On my way back from getting lunch (SubWay sandwich. Don’t ask me what kind; they all taste the same, anyway) I was waiting in a lobby for the elevator with a coworker. When the elevator came, she (I’ll call her “N”), a petite and thin Asian woman, pushed forward but had to stop as the three folks riding down got off.

I laughed as we got on the elevator and said, “Out before in, didn’t you know that?”

She laughed, nervously, and said, “Oh, I know.” After a reflective pause, she confided, “I got a fine once in Asia for that.”

I was delighted! “You did? That’s awesome!” I pictured a white-gloved uniformed man with a whistle writing out a ticket for her.

“Yeah. They don’t do that here.”

“No, no, they don’t. Here it’s just a rarely-observed matter of etiquette.”

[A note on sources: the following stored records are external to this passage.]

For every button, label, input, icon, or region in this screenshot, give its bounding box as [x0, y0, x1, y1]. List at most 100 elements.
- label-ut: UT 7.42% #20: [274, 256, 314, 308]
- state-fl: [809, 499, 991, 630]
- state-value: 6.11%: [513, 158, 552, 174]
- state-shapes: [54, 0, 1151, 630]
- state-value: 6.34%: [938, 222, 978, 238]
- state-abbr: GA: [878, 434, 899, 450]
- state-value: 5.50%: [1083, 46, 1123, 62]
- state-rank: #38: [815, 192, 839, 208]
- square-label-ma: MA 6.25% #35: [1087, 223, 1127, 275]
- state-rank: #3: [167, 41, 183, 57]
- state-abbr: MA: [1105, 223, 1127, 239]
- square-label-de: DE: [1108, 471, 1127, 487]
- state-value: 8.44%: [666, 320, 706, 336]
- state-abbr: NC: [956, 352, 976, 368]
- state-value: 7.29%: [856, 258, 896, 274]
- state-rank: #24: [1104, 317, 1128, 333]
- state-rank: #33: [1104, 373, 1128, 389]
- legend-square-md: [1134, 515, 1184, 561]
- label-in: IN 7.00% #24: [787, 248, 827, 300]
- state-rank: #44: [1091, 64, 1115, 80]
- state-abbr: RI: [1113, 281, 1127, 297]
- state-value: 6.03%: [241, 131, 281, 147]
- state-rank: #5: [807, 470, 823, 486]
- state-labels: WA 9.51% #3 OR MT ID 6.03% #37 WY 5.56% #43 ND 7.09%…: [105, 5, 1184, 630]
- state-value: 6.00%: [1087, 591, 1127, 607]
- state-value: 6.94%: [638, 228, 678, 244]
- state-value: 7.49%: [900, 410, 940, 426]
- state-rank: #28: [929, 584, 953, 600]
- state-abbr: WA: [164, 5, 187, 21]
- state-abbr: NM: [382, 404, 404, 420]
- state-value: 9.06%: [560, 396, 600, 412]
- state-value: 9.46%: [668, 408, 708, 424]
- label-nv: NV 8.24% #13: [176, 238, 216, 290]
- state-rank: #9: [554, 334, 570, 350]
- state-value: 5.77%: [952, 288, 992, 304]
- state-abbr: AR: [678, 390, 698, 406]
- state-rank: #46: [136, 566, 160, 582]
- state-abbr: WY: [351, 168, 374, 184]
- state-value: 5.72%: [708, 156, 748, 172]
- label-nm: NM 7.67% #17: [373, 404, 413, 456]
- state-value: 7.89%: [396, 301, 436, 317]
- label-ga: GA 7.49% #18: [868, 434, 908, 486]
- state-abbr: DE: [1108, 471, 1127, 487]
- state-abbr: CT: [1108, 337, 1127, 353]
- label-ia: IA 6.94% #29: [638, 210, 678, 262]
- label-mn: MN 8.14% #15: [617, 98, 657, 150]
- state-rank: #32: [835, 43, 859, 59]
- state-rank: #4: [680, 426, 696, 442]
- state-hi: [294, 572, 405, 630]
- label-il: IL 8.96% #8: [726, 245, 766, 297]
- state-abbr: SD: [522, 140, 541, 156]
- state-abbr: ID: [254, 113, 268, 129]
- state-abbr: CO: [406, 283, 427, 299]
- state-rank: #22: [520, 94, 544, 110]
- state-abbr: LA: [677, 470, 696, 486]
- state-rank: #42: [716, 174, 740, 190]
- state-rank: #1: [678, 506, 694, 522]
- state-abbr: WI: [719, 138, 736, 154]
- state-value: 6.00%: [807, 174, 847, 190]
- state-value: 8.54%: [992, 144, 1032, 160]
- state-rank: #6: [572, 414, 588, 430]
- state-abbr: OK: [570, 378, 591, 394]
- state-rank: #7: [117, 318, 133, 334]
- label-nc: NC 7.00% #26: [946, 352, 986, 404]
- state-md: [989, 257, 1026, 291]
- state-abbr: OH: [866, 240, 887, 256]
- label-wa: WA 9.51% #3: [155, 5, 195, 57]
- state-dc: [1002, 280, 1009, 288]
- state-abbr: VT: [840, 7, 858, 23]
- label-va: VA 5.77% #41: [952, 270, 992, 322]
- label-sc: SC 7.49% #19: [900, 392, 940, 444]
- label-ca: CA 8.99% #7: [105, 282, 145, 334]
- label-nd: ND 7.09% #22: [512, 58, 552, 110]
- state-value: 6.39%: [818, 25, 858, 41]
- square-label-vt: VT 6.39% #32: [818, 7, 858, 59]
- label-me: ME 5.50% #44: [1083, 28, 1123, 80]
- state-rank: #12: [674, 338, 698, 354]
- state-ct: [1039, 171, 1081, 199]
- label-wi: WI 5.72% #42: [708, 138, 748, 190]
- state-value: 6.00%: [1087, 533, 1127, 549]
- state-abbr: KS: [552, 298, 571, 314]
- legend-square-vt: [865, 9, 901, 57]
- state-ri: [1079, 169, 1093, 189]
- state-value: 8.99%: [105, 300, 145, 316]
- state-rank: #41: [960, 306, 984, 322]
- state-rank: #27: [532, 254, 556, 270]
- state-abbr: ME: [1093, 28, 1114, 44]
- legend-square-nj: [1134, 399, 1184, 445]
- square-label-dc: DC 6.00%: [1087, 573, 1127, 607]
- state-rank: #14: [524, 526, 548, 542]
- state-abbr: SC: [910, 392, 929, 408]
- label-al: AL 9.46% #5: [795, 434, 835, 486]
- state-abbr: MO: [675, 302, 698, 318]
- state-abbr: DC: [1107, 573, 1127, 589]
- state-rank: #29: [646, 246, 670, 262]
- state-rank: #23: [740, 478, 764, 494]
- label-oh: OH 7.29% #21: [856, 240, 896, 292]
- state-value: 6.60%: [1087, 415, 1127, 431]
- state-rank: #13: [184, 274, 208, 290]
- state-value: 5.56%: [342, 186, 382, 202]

After a brief silence she said, “I lived in Singapore and in Singapore they will arrest you and beat you up for spitting your gum out.” She paused, smiling, then emphasized the point, “really beat you up.” I was confused by her mixed signals. Was she embarassed by this? Or happy? Or lying? I couldn’t tell.

“Oh, I know, I’ve heard about Singapore. Where were you when you got the fine?”


“Ah. Right. Right. Those silly Japanese.”